I can say, generally, that artists - particularly photographers and musicians, who use the internet a lot - worry too much about people stealing their work. This could be a long discussion, but I'll try to keep it short.
What harm is done if someone steals your work? Primarily, you lose money because they should have paid you and didn't. For a court to value your losses, you'll have to show that you have a reasonable expectation of selling your work (maybe a history of sales?), and be able to prove that your work has a certain value in the marketplace. Some jurisdictions also have "statutory damages" whereby you don't have to prove actual financial loss, but the court calculates damages in accordance with what the statute says. Either way, if your work is valuable, and someone infringes your copyright, you can sue them. (In the U.S., you can only sue if you have registered your copyright.) Then probably, after spending tens of thousands of dollars on legal fees, you'll be awarded damages, feel vindicated against the miscreant infringer, and resent your lawyer for charging you that much.
In a more common scenario, artists are still developing their careers and have not yet earned significant amounts from sales/licensing/etc of their work. In such a case, the artist might want to consider the positive value in someone stealing their work. It isn't nice. It isn't fair. But it's a good sign that at least someone values it. If they stole it for their private use, the artist hasn't lost very much financially. If they stole it and sold it, then there is an opportunity to see how the sales went. If the thief made a lot of money from selling the infringed work then the work now has a demonstrable value, and the artist will probably be very successful in an infringement action (lawsuit). If the thief stole it, tried to sell it, and couldn't - then the artist might want to take a hard look at how much damage has really been done. Probably got some free advertising in the process.

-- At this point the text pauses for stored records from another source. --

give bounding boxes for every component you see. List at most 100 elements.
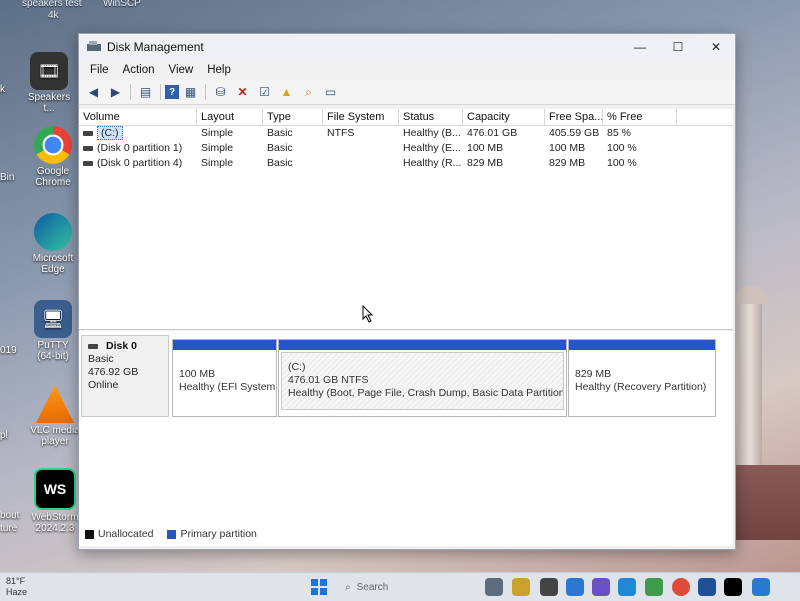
delete-icon[interactable]: ✕ <box>232 82 253 102</box>
menu-action[interactable]: Action <box>116 64 162 76</box>
minimize-button[interactable]: — <box>621 34 659 60</box>
desktop-label-winscp[interactable]: WinSCP <box>103 0 141 9</box>
partition-efi[interactable]: 100 MB Healthy (EFI System <box>172 339 277 417</box>
search-icon: ⌕ <box>345 581 351 593</box>
desktop-edge-label: k <box>0 84 5 95</box>
desktop-icon-putty[interactable]: 🖥 PuTTY (64-bit) <box>28 300 78 362</box>
legend-primary-label: Primary partition <box>180 528 257 540</box>
console-icon[interactable]: ▭ <box>320 82 341 102</box>
connect-icon[interactable]: ⛁ <box>210 82 231 102</box>
view-icon[interactable]: ▦ <box>180 82 201 102</box>
fs-cell <box>323 156 399 171</box>
desktop-icon-vlc[interactable]: VLC media player <box>30 385 80 447</box>
help-icon[interactable]: ? <box>165 85 179 99</box>
taskbar-search[interactable]: ⌕ Search <box>345 578 465 596</box>
col-free-space[interactable]: Free Spa... <box>545 109 603 125</box>
disk-management-window[interactable]: Disk Management — ☐ ✕ File Action View H… <box>78 33 736 550</box>
taskbar-app-icon[interactable] <box>566 578 584 596</box>
taskbar-app-icon[interactable] <box>592 578 610 596</box>
col-type[interactable]: Type <box>263 109 323 125</box>
desktop-label-4k[interactable]: 4k <box>48 10 59 21</box>
drive-icon <box>83 145 93 151</box>
disk-graphical-view: Disk 0 Basic 476.92 GB Online 100 MB Hea… <box>79 331 733 546</box>
disk-0-label[interactable]: Disk 0 Basic 476.92 GB Online <box>81 335 169 417</box>
vlc-cone-icon <box>36 385 74 423</box>
partition-status: Healthy (EFI System <box>179 381 276 393</box>
col-file-system[interactable]: File System <box>323 109 399 125</box>
menu-view[interactable]: View <box>162 64 201 76</box>
forward-arrow-icon[interactable]: ▶ <box>105 82 126 102</box>
taskbar-app-icon[interactable] <box>540 578 558 596</box>
desktop-edge-label: bout <box>0 510 20 521</box>
taskbar-app-icon[interactable] <box>645 578 663 596</box>
start-button[interactable] <box>311 579 327 595</box>
desktop-icon-label: PuTTY (64-bit) <box>37 340 69 362</box>
maximize-button[interactable]: ☐ <box>659 34 697 60</box>
menu-help[interactable]: Help <box>200 64 238 76</box>
desktop-icon-webstorm[interactable]: WS WebStorm 2024.2.3 <box>30 468 80 534</box>
layout-cell: Simple <box>201 142 234 154</box>
properties-icon[interactable]: ▤ <box>135 82 156 102</box>
table-row[interactable]: (C:) Simple Basic NTFS Healthy (B... 476… <box>79 126 733 141</box>
desktop-icon-chrome[interactable]: Google Chrome <box>28 126 78 188</box>
edge-icon[interactable] <box>618 578 636 596</box>
fs-cell <box>323 141 399 156</box>
partition-status: Healthy (Recovery Partition) <box>575 381 707 393</box>
partition-recovery[interactable]: 829 MB Healthy (Recovery Partition) <box>568 339 716 417</box>
search-icon[interactable]: ⌕ <box>298 82 319 102</box>
file-explorer-icon[interactable] <box>512 578 530 596</box>
toolbar-separator <box>130 84 131 100</box>
layout-cell: Simple <box>201 157 234 169</box>
type-cell: Basic <box>267 157 293 169</box>
col-status[interactable]: Status <box>399 109 463 125</box>
check-icon[interactable]: ☑ <box>254 82 275 102</box>
partition-size: 476.01 GB NTFS <box>288 374 369 386</box>
weather-widget[interactable]: 81°F Haze <box>6 576 27 598</box>
volume-cell: (Disk 0 partition 4) <box>79 156 197 171</box>
folder-up-icon[interactable]: ▲ <box>276 82 297 102</box>
disk-management-icon <box>87 41 101 51</box>
taskbar-app-icon[interactable] <box>698 578 716 596</box>
disk-type: Basic <box>88 353 114 365</box>
partition-bar <box>173 340 276 350</box>
col-capacity[interactable]: Capacity <box>463 109 545 125</box>
menu-bar: File Action View Help <box>79 60 735 80</box>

In short, litigation can be very expensive, especially in the U.S. It is also unpredictable, even if you think you're completely right. If someone infringes your work, and it is valuable, you can always sue (if it's a financially reasonable gamble to do so). The only way to guarantee that your work won't be infringed is to not display it in a place and in a way that it can be copied. But that might mean depriving yourself of the publicity, etc that displaying it, say, on the internet, would afford. Warning people about the law is pretty much useless. Warnings don't frighten off thieves. They do often annoy the innocent, who just want to look at the work and not read a bunch of threatening legal stuff or squint past a big honkin' watermark.
So I recommend not putting anything extremely valuable where someone can steal it. And don't worry too much about what happens to the work that you do display on the internet, because a "thief" might well be doing you as much good as harm.
Just my thoughts. You should always consult an experienced copyright lawyer if you have a business where copyrighted works are a significant asset.
Oh, and these pictures? They have no connection whatsoever with the words you've just read. They're just here. Available for you to look at and enjoy. And it's the internet, after all, right? So steal them. Go ahead. Make my day.